I would love to create content for Vlisco. I’m in love with their prints!

6. What has been your favourite project that you’ve worked on thus far?

I’m always up for a technical challenge - something that pushes me to the limits of my knowledge. I recently completed shooting an advertisement that was focused on how liquids move. Camo is my passion project and will always remain one of my favourite work to create.

7. You love to showcase African culture, colours and people in your works. What message(s) do you wish to convey through your photography?
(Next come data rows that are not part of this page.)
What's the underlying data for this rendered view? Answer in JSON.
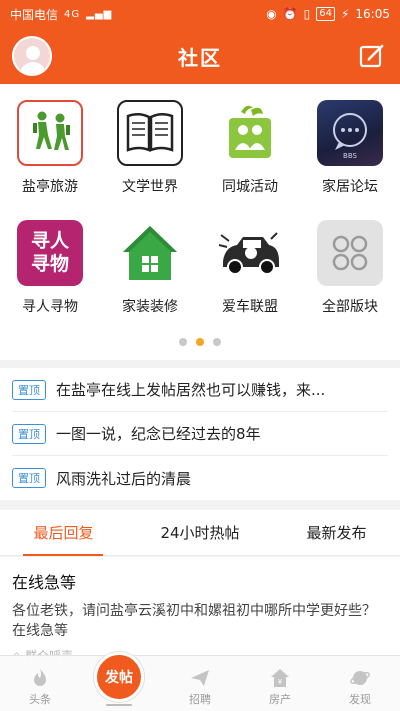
{
  "statusbar": {
    "carrier": "中国电信",
    "network": "4G",
    "battery": "64",
    "time": "16:05"
  },
  "header": {
    "title": "社区"
  },
  "categories": [
    {
      "label": "盐亭旅游",
      "icon": "hiking-icon"
    },
    {
      "label": "文学世界",
      "icon": "book-icon"
    },
    {
      "label": "同城活动",
      "icon": "people-group-icon"
    },
    {
      "label": "家居论坛",
      "icon": "bbs-chat-icon"
    },
    {
      "label": "寻人寻物",
      "icon": "lost-found-icon",
      "icon_text_1": "寻人",
      "icon_text_2": "寻物"
    },
    {
      "label": "家装装修",
      "icon": "house-icon"
    },
    {
      "label": "爱车联盟",
      "icon": "car-icon"
    },
    {
      "label": "全部版块",
      "icon": "all-sections-icon"
    }
  ],
  "pager": {
    "total": 3,
    "active": 2
  },
  "pinned": {
    "tag": "置顶",
    "items": [
      "在盐亭在线上发帖居然也可以赚钱，来...",
      "一图一说，纪念已经过去的8年",
      "风雨洗礼过后的清晨"
    ]
  },
  "tabs": [
    "最后回复",
    "24小时热帖",
    "最新发布"
  ],
  "post": {
    "title": "在线急等",
    "body": "各位老铁，请问盐亭云溪初中和嫘祖初中哪所中学更好些？在线急等",
    "meta": "群众呼声"
  },
  "bottomnav": {
    "items": [
      "头条",
      "",
      "招聘",
      "房产",
      "发现"
    ],
    "fab_label": "发帖"
  },
  "colors": {
    "accent": "#f05a1f",
    "pin": "#3d8fd6",
    "dot_active": "#f5a623"
  }
}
Beyond being very playful and colourful, my work often has a deeper, hidden meaning. The series is titled Camo because of how the subject of each image camouflages into the background. It’s a commentary on how as individuals, we can lose ourselves to the expectations culture has on us, yet there are such unique and beautiful things about every individual. It’s a little ironic - I want my models to blend into the background even as they stand out.

We often wear our hair in braids or chemically straightened, even though we have a rich history of beautiful, architectural hairstyles that are being forgotten. Our natural hairstyles as Africans/ Kenyans are one of the unique things about our beauty culture that I wouldn’t want to see lost, so I incorporate it into my work to spark conversation around traditional hairstyles and how we can wear them today.

I like to call it ‘modernizing history’- I draw from historical elements to inform our future generations about our past.

Our dark skin is one of our most striking features and I want to encourage young girls to celebrate that. Though these can often be heavy themes, I wanted to highlight them in a playful, easily approachable way.

8. What are your career goals going forward?

I’d like to archive as many fabrics as I can from across Africa over the next few years. To have my work acquired into some permanent collections would be amazing! And I have always had the dream of shooting advertising campaigns widely across Africa.

Closer to my heart would be to create a contextually relevant photography curriculm that can be used to teach budding photographers in Africa.

9. How do you like to spend your free time?

During covid I’ve developed a passion for gardening and spend a lot of time enjoying working on my garden. I have a deep appreciation of the outdoors and adventure, so covid allowing, I travel as much as I can!

10. How would you describe yourself in 5 words?

Determined, curious, perfectionist, passionate and an introvert.

11. Lastly, is there any mantra or philosophy that you live by?

I can do all things through Christ who strengthens me.